What types of companies are recognized in Hong Kong?

There are two types of companies: limited companies and unlimited companies. Limited companies have their own legal status. The share holders' assets are "shielded" from that of the companies. The share holders' liabilities do not exceed the values of their shares. Unlimited companies include sole proprietorships and general partnerships. In an unlimited company, the owners have personal liability for all the business' debts and obligations.

What are the differences between a share holder (also known as a subscriber) and a director in a limited company?

The share holders of a limited company are the owners of the company. The ownership of each share holder depends on the percentage of shares he has. The directors are appointed and authorized by the share holders to run the company. The director may or may not receive salaries. The share holder can also be appointed as a director of the company.

How many directors are required in a Hong Kong limited company?

The company must have at least one director of any nationality.

Can a limited company be appointed as a director or share holder of another company?

Yes, it is because a limited company is an independent legal entity. However, an unlimited company cannot.

What are the differences between registered capital and issued capital? Does the amount of issued capital need to match the registered capital? Is capital certification required?

Registered capital is the maximum amount of share capital the company can issue. Issued capital is the actual amount of share capital the company issues. For example, a limited company has 10,000 registered shares with HK$1.00 for each share. Then the registered capital of the company is HK$ 10,000. The minimum number of issued share is 1 share, so the minimum issued capital is HK $1.00. One the other hand, the maximum number of issued share is 10,000 shares, so the maximum issued capital is HK $10,000. Hong Kong limited companies are not required to maintain fund (in a bank) to match the issued capital. In addition, there is no need to certify the amount of capital.

What are the restrictions for naming a Hong Kong company?

The company English name must end with "Limited". The Chinese name must end with "q". There are some prohibited words, such as "Bank" and "Trust". If the name does not contain the prohibited words, and as long as the name is not taken, then the name can be used. Note that some wording arrangements are considered identical, eg Limited = Co. Limited, Hong Kong Limited = (Hong Kong) Limited, etc. Jinetic.com maintains a list of prohibited words and informs users when such words are used.

What businesses can a Hong Kong limited company conduct?

Except for some businesses such as banking, travel-related, insurance-related, etc. which require licenses, as long as the business is legal, there is no restriction as to what kind of businesses the company can conduct.

What are the differences between the Company Incoporation Certificate and the Business Registration?

The Company Incoporation Certificate is issued by the Companies Registry. It lists the Chinese and English company names, as well as company number and incorporation date. The Business Registration is issued by the Inland Revenue Department. All businesses are required to apply the Business Registration.

What is a registered address of a company?

A registered address is the legal address of the company.
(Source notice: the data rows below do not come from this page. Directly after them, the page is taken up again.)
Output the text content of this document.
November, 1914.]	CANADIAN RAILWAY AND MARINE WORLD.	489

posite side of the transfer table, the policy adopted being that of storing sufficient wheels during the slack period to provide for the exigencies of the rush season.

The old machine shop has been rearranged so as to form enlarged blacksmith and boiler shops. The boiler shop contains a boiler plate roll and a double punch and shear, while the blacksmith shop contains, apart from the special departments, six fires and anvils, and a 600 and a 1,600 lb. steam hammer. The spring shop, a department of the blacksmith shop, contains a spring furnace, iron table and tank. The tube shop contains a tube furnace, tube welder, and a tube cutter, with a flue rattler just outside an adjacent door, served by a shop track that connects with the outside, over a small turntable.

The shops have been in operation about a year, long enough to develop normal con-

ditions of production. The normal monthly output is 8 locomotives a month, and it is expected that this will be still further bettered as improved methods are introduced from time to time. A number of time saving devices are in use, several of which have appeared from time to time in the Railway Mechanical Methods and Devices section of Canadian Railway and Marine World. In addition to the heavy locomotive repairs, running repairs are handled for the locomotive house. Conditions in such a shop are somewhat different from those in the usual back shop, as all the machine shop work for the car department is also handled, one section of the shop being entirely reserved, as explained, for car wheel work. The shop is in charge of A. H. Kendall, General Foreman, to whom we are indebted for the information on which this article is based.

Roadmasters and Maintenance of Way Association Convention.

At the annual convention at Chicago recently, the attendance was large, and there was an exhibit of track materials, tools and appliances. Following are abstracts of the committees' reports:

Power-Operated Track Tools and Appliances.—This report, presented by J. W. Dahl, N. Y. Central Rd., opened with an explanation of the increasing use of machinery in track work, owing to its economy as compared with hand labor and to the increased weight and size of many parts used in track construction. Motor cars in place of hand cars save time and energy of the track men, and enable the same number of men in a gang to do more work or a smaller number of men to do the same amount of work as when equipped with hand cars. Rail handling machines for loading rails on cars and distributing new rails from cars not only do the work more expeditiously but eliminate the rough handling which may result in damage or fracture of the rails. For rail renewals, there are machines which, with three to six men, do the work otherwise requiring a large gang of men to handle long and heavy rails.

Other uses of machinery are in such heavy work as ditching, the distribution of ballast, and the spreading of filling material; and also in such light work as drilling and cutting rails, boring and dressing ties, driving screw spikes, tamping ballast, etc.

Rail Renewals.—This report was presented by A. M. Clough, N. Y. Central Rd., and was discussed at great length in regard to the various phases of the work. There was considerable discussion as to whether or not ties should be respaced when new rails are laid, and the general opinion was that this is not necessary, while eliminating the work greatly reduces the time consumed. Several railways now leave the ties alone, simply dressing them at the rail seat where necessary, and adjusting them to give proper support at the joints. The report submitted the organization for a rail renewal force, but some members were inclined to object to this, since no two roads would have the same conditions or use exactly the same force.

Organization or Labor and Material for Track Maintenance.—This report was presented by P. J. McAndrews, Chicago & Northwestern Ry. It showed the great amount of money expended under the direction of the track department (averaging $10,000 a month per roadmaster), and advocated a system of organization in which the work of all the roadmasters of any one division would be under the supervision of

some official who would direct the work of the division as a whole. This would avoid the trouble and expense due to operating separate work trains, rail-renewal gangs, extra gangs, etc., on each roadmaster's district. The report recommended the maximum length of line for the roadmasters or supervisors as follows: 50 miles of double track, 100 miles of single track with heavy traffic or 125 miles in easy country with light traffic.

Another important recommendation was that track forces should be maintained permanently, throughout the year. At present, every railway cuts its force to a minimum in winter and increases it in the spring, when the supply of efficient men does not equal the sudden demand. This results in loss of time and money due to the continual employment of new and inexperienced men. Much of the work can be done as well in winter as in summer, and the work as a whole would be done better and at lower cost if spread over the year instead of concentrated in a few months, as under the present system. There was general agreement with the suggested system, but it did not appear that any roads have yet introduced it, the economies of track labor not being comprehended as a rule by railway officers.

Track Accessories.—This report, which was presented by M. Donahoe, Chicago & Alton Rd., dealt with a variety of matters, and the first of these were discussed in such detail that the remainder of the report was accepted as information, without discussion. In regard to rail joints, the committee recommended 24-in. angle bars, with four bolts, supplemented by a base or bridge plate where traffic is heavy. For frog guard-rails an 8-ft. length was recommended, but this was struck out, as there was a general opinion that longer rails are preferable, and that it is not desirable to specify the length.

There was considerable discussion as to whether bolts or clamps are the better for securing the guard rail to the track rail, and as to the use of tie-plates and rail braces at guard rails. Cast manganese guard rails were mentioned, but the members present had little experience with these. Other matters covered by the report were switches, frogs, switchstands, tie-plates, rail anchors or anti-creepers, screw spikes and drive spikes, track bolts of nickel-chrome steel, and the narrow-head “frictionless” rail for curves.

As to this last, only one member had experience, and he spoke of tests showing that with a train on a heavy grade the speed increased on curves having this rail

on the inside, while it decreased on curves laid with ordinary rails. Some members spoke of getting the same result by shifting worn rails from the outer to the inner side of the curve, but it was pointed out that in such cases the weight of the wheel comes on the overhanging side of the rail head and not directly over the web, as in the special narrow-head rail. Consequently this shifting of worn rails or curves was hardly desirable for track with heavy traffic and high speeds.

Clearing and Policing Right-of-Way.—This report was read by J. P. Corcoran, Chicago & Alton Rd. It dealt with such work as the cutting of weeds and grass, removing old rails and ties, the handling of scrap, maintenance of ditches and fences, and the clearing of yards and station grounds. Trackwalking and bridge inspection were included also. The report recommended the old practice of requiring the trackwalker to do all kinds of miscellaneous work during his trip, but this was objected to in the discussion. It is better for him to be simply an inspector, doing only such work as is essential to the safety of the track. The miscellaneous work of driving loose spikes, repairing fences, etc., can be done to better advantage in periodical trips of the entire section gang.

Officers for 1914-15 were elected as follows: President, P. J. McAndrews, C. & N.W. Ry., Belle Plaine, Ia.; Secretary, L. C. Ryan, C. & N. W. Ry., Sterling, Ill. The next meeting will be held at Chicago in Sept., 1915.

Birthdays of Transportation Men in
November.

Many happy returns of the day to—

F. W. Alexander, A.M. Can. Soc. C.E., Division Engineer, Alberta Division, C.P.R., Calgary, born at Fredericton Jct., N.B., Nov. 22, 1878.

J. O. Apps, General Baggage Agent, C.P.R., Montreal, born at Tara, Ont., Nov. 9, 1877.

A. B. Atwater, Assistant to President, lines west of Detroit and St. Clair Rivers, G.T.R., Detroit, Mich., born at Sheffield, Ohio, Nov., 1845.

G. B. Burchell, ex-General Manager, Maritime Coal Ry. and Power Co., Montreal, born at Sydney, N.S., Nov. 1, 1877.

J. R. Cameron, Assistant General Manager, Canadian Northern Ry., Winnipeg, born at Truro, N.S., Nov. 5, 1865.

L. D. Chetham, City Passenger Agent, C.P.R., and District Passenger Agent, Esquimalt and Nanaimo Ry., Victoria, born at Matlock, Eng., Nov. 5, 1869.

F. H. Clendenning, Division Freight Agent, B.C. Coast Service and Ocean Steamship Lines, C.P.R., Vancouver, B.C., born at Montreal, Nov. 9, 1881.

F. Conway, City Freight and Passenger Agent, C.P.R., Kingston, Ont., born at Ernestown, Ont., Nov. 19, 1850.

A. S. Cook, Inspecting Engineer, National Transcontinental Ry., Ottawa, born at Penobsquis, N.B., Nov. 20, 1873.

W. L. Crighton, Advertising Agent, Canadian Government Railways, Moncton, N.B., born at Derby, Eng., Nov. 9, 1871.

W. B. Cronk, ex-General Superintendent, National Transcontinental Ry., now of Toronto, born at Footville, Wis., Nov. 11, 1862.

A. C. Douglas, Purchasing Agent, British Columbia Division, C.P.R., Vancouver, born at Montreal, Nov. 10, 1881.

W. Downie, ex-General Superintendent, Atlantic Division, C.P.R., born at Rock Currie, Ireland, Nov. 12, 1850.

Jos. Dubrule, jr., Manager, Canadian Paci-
It faciliates communication between the government and the company. It must be a Hong Kong address. A P.O. Box address cannot be a registered address.

What is a company secretary?

A Hong Kong company must appoint a Hong Kong citizen or a limited company as a secretary. The job of the secretary is to submit and safe-keep company documents, such as the Annual Return.

What is the Annual Return?

The Annual Return is a document that records the names of directors, share holders, and share capital. The document needs to be prepared and submitted to the government every year, even if the company does not conduct business. A fine is imposed on failure of on-time submission. The fine for late submission is as follow: late between 42 days and 3 months: HK$ 870.00; between 3-6 months: HK$ 1,740; between 6-9 months HK$ 2,610; over 9 months: HK$ 3,480.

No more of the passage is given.